You know. That's the old joke among the river-rat set. The happiest day of your life is the day you buy your boat. The next happiest is the day you sell your boat. Now and then, when things aren't going so well -- say when you wait most of the summer for a water pump or sacrifice an entire boating season to a submerged tree stump that takes out the lower unit -- the order of those two days might be reversed. Mostly, though, boat people had a mighty happy day that first day they bought a boat.
And my old friend Virge was a boat person as long as I knew him. He didn't always admit that. If you asked him on a sweltering summer Sunday afternoon on a beach above Oahe Dam, he might say he was only there for the kids, because they loved the beach and the water so much and would pester him silly back home and a person might as well be not enjoying the day out here as in the house.
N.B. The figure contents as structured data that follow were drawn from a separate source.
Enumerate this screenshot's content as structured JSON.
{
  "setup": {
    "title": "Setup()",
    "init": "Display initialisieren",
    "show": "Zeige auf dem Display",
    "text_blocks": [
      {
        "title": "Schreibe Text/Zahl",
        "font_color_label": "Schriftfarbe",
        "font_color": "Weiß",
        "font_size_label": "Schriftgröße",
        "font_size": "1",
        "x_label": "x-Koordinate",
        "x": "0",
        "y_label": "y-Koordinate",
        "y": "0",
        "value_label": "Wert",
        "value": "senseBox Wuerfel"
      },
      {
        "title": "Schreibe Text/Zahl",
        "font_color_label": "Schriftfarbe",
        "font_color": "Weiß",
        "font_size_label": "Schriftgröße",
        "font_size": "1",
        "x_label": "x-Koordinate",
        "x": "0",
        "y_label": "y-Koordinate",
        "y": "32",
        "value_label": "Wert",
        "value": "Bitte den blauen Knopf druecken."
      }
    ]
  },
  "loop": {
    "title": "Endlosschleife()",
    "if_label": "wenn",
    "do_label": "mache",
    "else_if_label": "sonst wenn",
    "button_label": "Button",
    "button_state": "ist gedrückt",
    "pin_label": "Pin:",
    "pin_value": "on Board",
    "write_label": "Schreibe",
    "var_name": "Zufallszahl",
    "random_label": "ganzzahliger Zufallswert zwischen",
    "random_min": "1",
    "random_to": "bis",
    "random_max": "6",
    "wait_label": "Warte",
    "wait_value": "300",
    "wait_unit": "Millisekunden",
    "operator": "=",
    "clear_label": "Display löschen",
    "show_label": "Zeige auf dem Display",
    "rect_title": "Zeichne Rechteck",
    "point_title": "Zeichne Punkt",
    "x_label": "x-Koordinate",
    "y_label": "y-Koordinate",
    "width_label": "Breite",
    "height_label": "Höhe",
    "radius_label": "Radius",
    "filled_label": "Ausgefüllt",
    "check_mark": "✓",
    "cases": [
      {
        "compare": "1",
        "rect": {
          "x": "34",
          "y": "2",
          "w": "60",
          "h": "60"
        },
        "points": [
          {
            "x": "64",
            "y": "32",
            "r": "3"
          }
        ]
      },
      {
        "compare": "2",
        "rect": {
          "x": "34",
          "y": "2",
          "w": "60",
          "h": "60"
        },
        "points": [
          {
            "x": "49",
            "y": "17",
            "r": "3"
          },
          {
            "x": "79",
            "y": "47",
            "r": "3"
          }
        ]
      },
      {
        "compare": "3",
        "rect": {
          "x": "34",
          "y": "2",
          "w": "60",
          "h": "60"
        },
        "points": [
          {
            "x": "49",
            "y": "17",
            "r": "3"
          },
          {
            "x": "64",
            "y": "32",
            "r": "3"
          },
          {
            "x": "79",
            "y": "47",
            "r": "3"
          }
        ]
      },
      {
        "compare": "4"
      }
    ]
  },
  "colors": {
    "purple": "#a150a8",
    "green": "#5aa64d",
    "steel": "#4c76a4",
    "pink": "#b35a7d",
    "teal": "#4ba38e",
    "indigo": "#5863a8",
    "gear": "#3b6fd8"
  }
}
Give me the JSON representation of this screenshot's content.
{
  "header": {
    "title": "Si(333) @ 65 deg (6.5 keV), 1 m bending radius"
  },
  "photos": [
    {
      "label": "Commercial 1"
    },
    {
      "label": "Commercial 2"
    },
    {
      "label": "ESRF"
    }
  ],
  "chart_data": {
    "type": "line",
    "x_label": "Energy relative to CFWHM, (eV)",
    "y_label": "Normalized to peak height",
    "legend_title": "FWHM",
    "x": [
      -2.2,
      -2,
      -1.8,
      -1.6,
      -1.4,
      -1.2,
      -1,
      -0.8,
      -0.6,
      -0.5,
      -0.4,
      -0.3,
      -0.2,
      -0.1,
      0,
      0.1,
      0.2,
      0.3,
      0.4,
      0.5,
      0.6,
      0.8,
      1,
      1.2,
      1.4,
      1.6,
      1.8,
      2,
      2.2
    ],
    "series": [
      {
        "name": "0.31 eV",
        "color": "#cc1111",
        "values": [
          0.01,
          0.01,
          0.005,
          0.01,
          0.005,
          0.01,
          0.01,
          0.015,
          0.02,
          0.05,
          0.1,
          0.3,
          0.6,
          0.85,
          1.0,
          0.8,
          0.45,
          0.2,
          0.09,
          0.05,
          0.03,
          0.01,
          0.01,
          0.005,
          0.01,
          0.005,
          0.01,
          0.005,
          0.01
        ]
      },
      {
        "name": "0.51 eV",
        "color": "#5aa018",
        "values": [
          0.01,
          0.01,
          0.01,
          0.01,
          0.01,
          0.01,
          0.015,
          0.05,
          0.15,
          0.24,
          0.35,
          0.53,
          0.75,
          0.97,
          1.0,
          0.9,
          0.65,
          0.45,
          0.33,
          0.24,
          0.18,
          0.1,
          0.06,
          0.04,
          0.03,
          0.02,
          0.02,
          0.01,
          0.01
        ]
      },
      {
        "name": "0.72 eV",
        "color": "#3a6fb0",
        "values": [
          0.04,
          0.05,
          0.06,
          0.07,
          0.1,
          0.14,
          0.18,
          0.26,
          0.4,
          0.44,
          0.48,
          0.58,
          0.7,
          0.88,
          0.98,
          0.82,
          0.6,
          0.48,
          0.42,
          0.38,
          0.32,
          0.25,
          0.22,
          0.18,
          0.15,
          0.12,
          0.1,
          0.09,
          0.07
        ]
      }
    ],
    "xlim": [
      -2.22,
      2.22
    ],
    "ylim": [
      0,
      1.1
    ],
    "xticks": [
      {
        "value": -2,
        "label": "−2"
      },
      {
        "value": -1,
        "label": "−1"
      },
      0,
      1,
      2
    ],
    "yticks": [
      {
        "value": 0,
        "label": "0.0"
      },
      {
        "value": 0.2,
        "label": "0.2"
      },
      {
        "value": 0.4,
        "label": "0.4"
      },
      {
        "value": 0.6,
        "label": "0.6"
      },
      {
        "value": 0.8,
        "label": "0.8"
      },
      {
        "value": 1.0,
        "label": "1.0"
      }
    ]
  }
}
Or he might say he was only there because Carol wanted one more ski and the water was smooth and he'd get no rest until he hitched up the boat and headed for the river, and at that moment, all he was doing was counting the minutes until the end of the day and watching the sun creep slowly across the sky toward the western horizon. And wasn't it about hot enough to fry eggs on a flat piece of rip-rap, anyway, and wasn't it plumb crazy how we used to go way up to Cow Creek on three-day weekends and spend every minute frying our brains in the sun and pounding the waves on skis?
Truth is, my old friend Virge talked a more negative game than he lived. He got a charge out of being out on the water. He's too nervous to enjoy simply sitting in the shade for hours on end. That was a waste of time. He took to kayaking in recent years, and I think it was partly because you're out on the river with your friends, but paddling along makes it worthwhile work instead of idle time. I found a T-shirt in a novelty catalog and gave it to him one Christmas. It said: "I tried relaxing, but, I just feel better tense,'' or something like that.
He and Carol have six kids. All of them were skiing by the time they got to grade school, I believe. That meant for most of the time my old friend Virge owned a boat, he spent most of his weekend afternoons at the wheel, pulling one child after the other, usually with a couple of their friends along to make sure two or three ski ropes were always hanging off the back of the boat so they could get tangled every time one of the kids dropped or fell. He'd run one bunch of kids around the lake a while, pull in near the shore so they could drop, pause to light his pipe and take the slack out of the ropes for the next bunch of kids who'd jumped into skis and into the water.
That's the way I remember so many summer days for so many years.
We got our first boat back in about 1974. At that time, Carol and Nancy and another nurse named Kay were all beach friends. Virge was my new friend then, and he and Kay's husband, Dick, already had boats and experience. I learned the ways of the river from them, and I learned a lot about how family-friendly boating could be if a guy did it the way Virge did. To this day, our kids and grandkids return when they can for boating weekends.
I've seen this boat-sale day coming. My old friend Virge paid his dues on the river. He earned his rest from boating. But it just won't be the same.